Namun, sering kali orang-orang merasa bahwa belajar hanyalah “urusan sekolah”. Mereka tidak menyadari bahwa dunia terus berubah dan menuntut semua orang untuk beradaptasi. Ketika teknologi berkembang, pekerjaan berubah, dan informasi semakin mudah diakses, kemampuan manusia harus ikut berkembang agar tidak tertinggal. Di sinilah pentingnya belajar sepanjang hayat. Ia menjadi jembatan antara masyarakat yang tertinggal dan kesempatan untuk memperbaiki hidup.
Kita bisa melihat bahwa kesenjangan pendidikan tidak hanya terjadi antara kota dan desa, tetapi juga antar generasi. Anak-anak kini lebih cepat memahami teknologi dibandingkan orang tua mereka. Banyak pekerja dewasa kehilangan pekerjaan karena tidak memiliki keterampilan baru. Bahkan, lulusan sekolah sekalipun sering kali tidak siap menghadapi dunia kerja karena hal-hal yang dipelajari di sekolah berbeda dengan tuntutan lapangan. Semua ini menunjukkan bahwa belajar tidak boleh berhenti di sekolah.
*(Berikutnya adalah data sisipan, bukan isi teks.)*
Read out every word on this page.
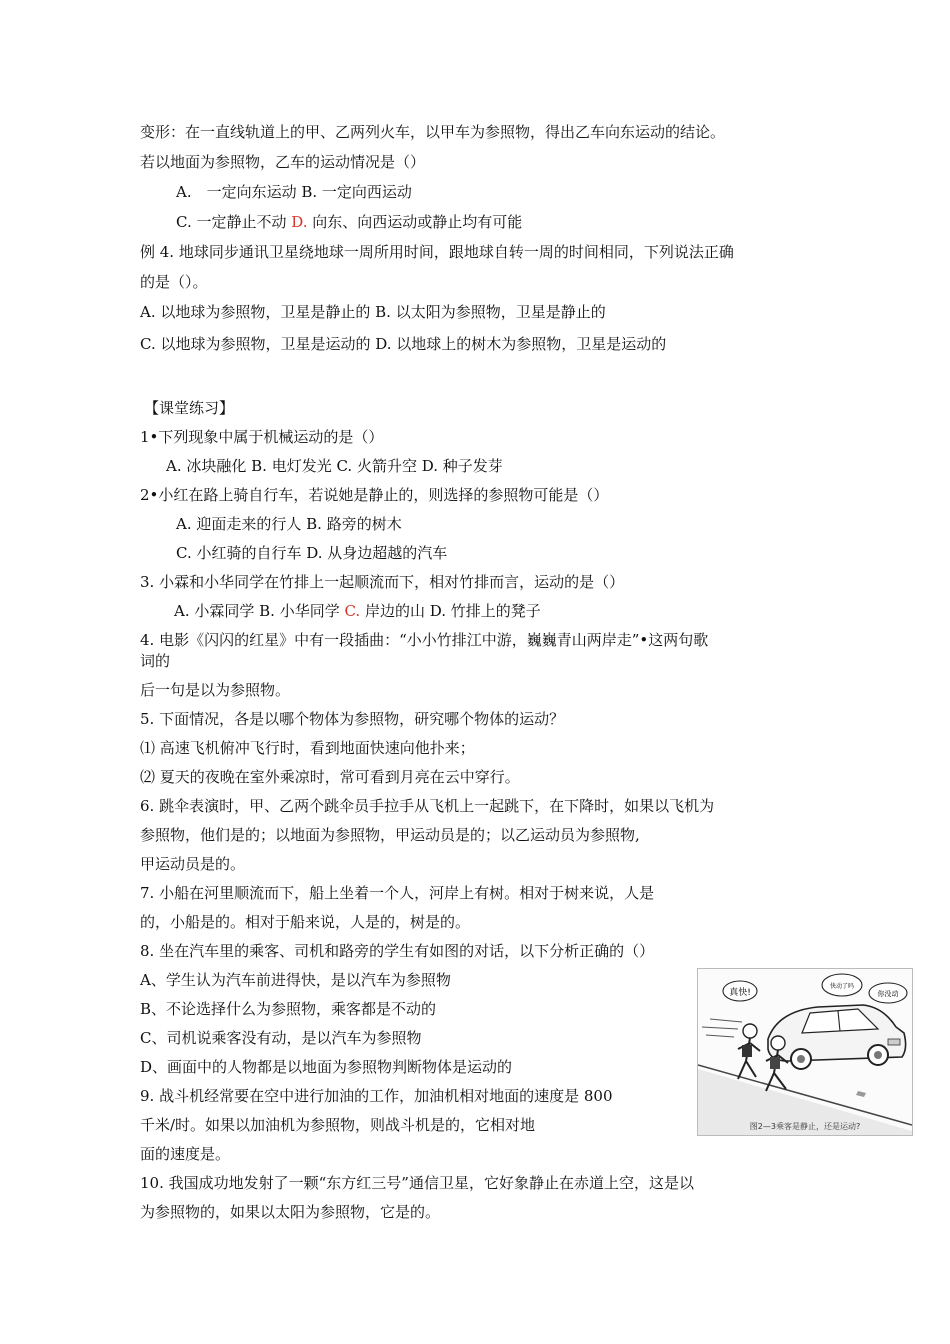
变形：在一直线轨道上的甲、乙两列火车，以甲车为参照物，得出乙车向东运动的结论。
若以地面为参照物，乙车的运动情况是（）
A.　一定向东运动 B. 一定向西运动
C. 一定静止不动 D. 向东、向西运动或静止均有可能
例 4. 地球同步通讯卫星绕地球一周所用时间，跟地球自转一周的时间相同，下列说法正确
的是（）。
A. 以地球为参照物，卫星是静止的 B. 以太阳为参照物，卫星是静止的
C. 以地球为参照物，卫星是运动的 D. 以地球上的树木为参照物，卫星是运动的
【课堂练习】
1•下列现象中属于机械运动的是（）
A. 冰块融化 B. 电灯发光 C. 火箭升空 D. 种子发芽
2•小红在路上骑自行车，若说她是静止的，则选择的参照物可能是（）
A. 迎面走来的行人 B. 路旁的树木
C. 小红骑的自行车 D. 从身边超越的汽车
3. 小霖和小华同学在竹排上一起顺流而下，相对竹排而言，运动的是（）
A. 小霖同学 B. 小华同学 C. 岸边的山 D. 竹排上的凳子
4. 电影《闪闪的红星》中有一段插曲：“小小竹排江中游，巍巍青山两岸走”•这两句歌
词的
后一句是以为参照物。
5. 下面情况，各是以哪个物体为参照物，研究哪个物体的运动？
⑴ 高速飞机俯冲飞行时，看到地面快速向他扑来；
⑵ 夏天的夜晚在室外乘凉时，常可看到月亮在云中穿行。
6. 跳伞表演时，甲、乙两个跳伞员手拉手从飞机上一起跳下，在下降时，如果以飞机为
参照物，他们是的；以地面为参照物，甲运动员是的；以乙运动员为参照物,
甲运动员是的。
7. 小船在河里顺流而下，船上坐着一个人，河岸上有树。相对于树来说，人是
的，小船是的。相对于船来说，人是的，树是的。
8. 坐在汽车里的乘客、司机和路旁的学生有如图的对话，以下分析正确的（）
A、学生认为汽车前进得快，是以汽车为参照物
B、不论选择什么为参照物，乘客都是不动的
C、司机说乘客没有动，是以汽车为参照物
D、画面中的人物都是以地面为参照物判断物体是运动的
9. 战斗机经常要在空中进行加油的工作，加油机相对地面的速度是 800
千米/时。如果以加油机为参照物，则战斗机是的，它相对地
面的速度是。
10. 我国成功地发射了一颗“东方红三号”通信卫星，它好象静止在赤道上空，这是以
为参照物的，如果以太阳为参照物，它是的。
真快!
快动了吗
你没动
图2—3乘客是静止，还是运动?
Belajar harus menjadi bagian dari kehidupan itu sendiri.
Di tengah tantangan itu, kegiatan belajar masyarakat dan pendidikan nonformal menjadi ruang harapan baru. Banyak warga yang kembali berani belajar membaca, menulis, berhitung, bahkan mengikuti pelatihan keterampilan. Ada yang belajar menjahit, memasak, mengelola usaha kecil, hingga menggunakan teknologi sederhana. Meski tempat belajarnya tidak seperti sekolah formal, semangat para pesertanya sangat besar. Mereka datang bukan karena diwajibkan, tetapi karena memiliki keinginan kuat untuk mengubah hidup.
Dan justru di sinilah keindahannya belajar sepanjang hayat bukan tentang kesempurnaan, tapi tentang keberanian.
Keberanian untuk mengakui bahwa kita masih perlu belajar. Keberanian untuk mulai kembali dari awal. Keberanian untuk melangkah meski terlambat.
Program belajar masyarakat memberi kesempatan bagi siapapun untuk memulai. Orang yang dulu tidak lulus sekolah bisa kembali belajar. Orang tua tunggal bisa belajar sambil tetap bekerja. Pekerja yang pendapatannya rendah bisa meningkatkan keterampilan. Bahkan para lansia pun masih bisa belajar hal-hal baru untuk menjaga kesehatan mental dan melatih ingatan mereka. Dengan belajar sepanjang hayat, pendidikan tidak lagi berhenti pada batas usia.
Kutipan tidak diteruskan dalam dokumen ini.